You can’t move for gilt and ermine in London theatre. At the annual state opening of Parliament – pantomime for one night only! – poor Elizabeth II must mouth her government’s platitudes, but on stage, monarchs get lines that she can only dream of.
King Charles III, Mike Bartlett’s beady vision of monarchy future, will soon transfer to the West End, joining Moira Buffini’s Handbagged about monarchy present (a splendid slugfest between Queen and Thatcher). The RSC disinters monarchy past in Shakespeare’s Henry IV plays (reaching London this winter) and adaptations of Hilary Mantel’s prize-winning novels set at Henry VIII’s court. In heritage Britain, plays about monarchs are never simply fantasy. Deference to the shiny crown? It’s how we still live.
History plays can show the world changing – becoming our own. Elizabethan chronicles staged the death of kings – abdication, usurpation, assassination. Richard II was famously considered incendiary, and the mere choice to have an actor represent a king raises the possibility of recasting. The plays contained subversive potential. Handbagged and King Charles III are new works toying with an archaic social structure. History plays offer critical distance, make change imaginable.
If Elizabethan plays sunder monarchy and divinity, then Mantel’s Wolf Hall and Bring Up the Bodies trace the emergence of government by bureaucracy. Nothing is more terrifying than a spreadsheet used with intent. Thomas Cromwell, Henry VIII’s right hand, works through the account book and executioner’s axe – pointing toward Stalin as well as Capitol Hill. It’s alien and modern all at once, as the best historical fiction can be.
King Charles III is that rarity, a history play about the future. Most histories tease us with foreknowledge – we know what must happen but not how we’ll think or feel about it. Edward II must die – but who knew we’d despise the culture that does for him?
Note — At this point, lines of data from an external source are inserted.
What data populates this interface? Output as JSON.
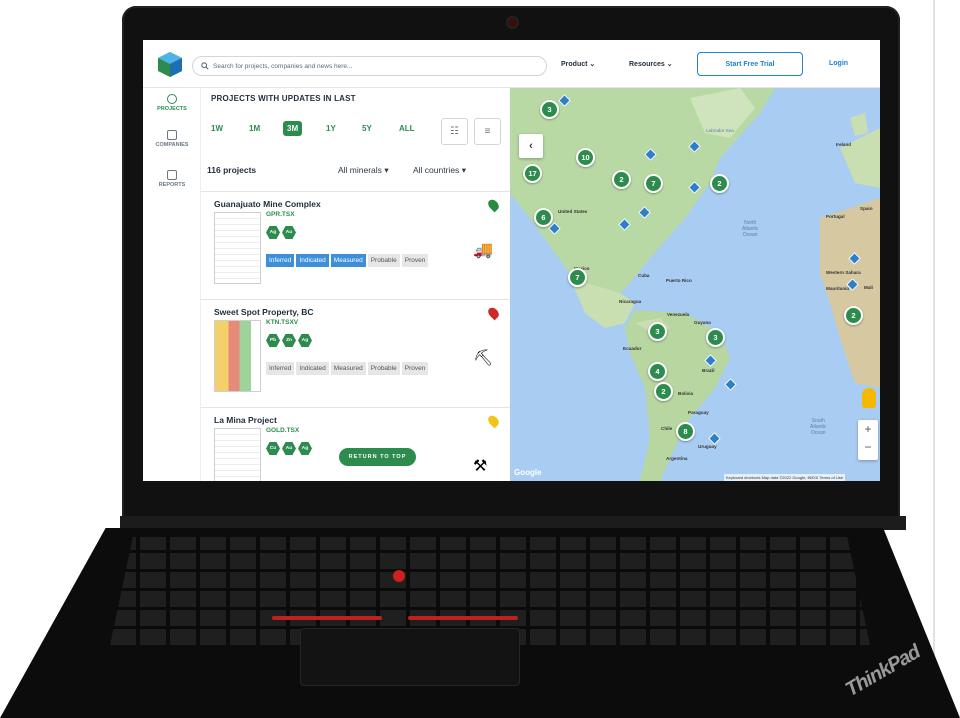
{
  "header": {
    "search_placeholder": "Search for projects, companies and news here...",
    "nav": [
      "Product",
      "Resources"
    ],
    "trial_label": "Start Free Trial",
    "login_label": "Login"
  },
  "sidebar": {
    "items": [
      {
        "label": "PROJECTS",
        "icon": "globe-icon"
      },
      {
        "label": "COMPANIES",
        "icon": "building-icon"
      },
      {
        "label": "REPORTS",
        "icon": "report-icon"
      }
    ]
  },
  "list": {
    "title": "PROJECTS WITH UPDATES IN LAST",
    "ranges": [
      "1W",
      "1M",
      "3M",
      "1Y",
      "5Y",
      "ALL"
    ],
    "active_range": "3M",
    "count": "116 projects",
    "filter_minerals": "All minerals",
    "filter_countries": "All countries",
    "projects": [
      {
        "name": "Guanajuato Mine Complex",
        "ticker": "GPR.TSX",
        "minerals": [
          "Ag",
          "Au"
        ],
        "flag_color": "#2a8a3f"
      },
      {
        "name": "Sweet Spot Property, BC",
        "ticker": "KTN.TSXV",
        "minerals": [
          "Pb",
          "Zn",
          "Ag"
        ],
        "flag_color": "#cf2a2a"
      },
      {
        "name": "La Mina Project",
        "ticker": "GOLD.TSX",
        "minerals": [
          "Cu",
          "Au",
          "Ag"
        ],
        "flag_color": "#f0c419"
      }
    ],
    "resource_levels": [
      "Inferred",
      "Indicated",
      "Measured",
      "Probable",
      "Proven"
    ],
    "return_to_top": "RETURN TO TOP"
  },
  "map": {
    "clusters": [
      "3",
      "10",
      "17",
      "2",
      "7",
      "2",
      "6",
      "7",
      "3",
      "3",
      "4",
      "2",
      "8",
      "2"
    ],
    "oceans": [
      "North\nAtlantic\nOcean",
      "South\nAtlantic\nOcean"
    ],
    "places": [
      "United States",
      "Cuba",
      "Puerto Rico",
      "Nicaragua",
      "Venezuela",
      "Guyana",
      "Ecuador",
      "Brazil",
      "Bolivia",
      "Paraguay",
      "Chile",
      "Uruguay",
      "Argentina",
      "Western Sahara",
      "Mauritania",
      "Mali",
      "Spain",
      "Portugal",
      "Ireland",
      "Labrador Sea",
      "Mexico"
    ],
    "google_label": "Google",
    "attribution": "Keyboard shortcuts   Map data ©2022 Google, INEGI   Terms of Use"
  },
  "device": {
    "brand": "ThinkPad"
  }
}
Mother Courage is caught in a war that can mean only slaughter – how will we view her carrion survival instinct? And Henry V will triumph at Agincourt – so why might we feel dread before battle, or unease in his victory?
The RSC’s Mantel adaptations play similar games, especially if Holbein’s indelible images hover in your head. Nathaniel Parker’s Henry VIII thrums with vigorous glamour, but the bloated silhouette of middle age will claim him. Ben Miles’ Cromwell may be sympathetic(ish) but the grim jowl and piggy eyes of the official henchman lurk (Mantel has a great episode about Holbein’s portrait which, Cromwell complains, makes him look like a murderer. Cue tactful silence). The executioner’s swing, like destiny’s stroke, bides its time even as Anne Boleyn is in her pomp and Cromwell clambers to prominence.
Is this why history plays can seem conservative? If the end is known, what is there to play for? Why bother imagining a doomed revolution? This tension is nicely deployed by Bartlett in King Charles III, for the only character with a reforming agenda – of a kind – is the meddling monarch who should keep his privileged paws off our laws, but who is also the only character asserting the imperatives of free speech. Attempts to declaw a turbulent monarchy are made by younger royals who recognise the brand value of impassive throwback nostalgia.
Speaking of throwback nostalgia… The RSC’s Mantel offers a six-hour whirl of plush, sober frockage. Mike Poulton adapts the plot with dogged clarity, but does he even begin to adapt the novel? Cromwell’s consciousness is a glory of contemporary fiction. It occupies a continuous third-person present – we stand beside him but see through his eyes. He assesses the world through his own unsentimental gaze, and we watch him through Mantel’s equally unflinching focus. The novelist has given the project her blessing, but her unique voice – a forceful, disillusioned reflection – is never heard.
It’s unfair to ask any play to offer identical pleasures to its source. But is it also unfair to suggest that, if you’re going to adapt something brilliant, you could be a tiny bit brilliant yourself? Poulton’s craftsmanship is strictly flat-pack. The plays’ four-square construction contains no surprises. Cardinal Wolsey’s ghost periodically drops by for a chat, but Cromwell has no soliloquy to reel us in with complicity, let alone more daring games with time, space or form. It’s all giggling court ladies and staunch chaps harrumphing about the succession.
From my perch in the very back row, I missed any subtleties – anything could have been going on under those caps. At a distance you depend on voices (beefy) and bodies (always in motion – Henry’s court was a terrified swirl of postman’s knock). In Jeremy Herrin’s restless production, Cromwell seems less engineer of the action than its reluctant victim – each time he resolves to leave the stage to visit someone, they arrive.
James Wood’s lovely critique of Mantel says her novels ‘make the stories fragile again, with everything at suspenseful risk.’ She knows, he says, ‘that novelists are creators, not coroners, of the human case.’ Playwrights too and, given half a chance, actors. Mantel’s novels are borne by thought, and thought can be dangerous. Shakespeare’s histories shove old-new imaginations (Falstaff, Richard III) into time-stained stories. That’s what history can do on stage – or, of course, it can comfort you with pageants.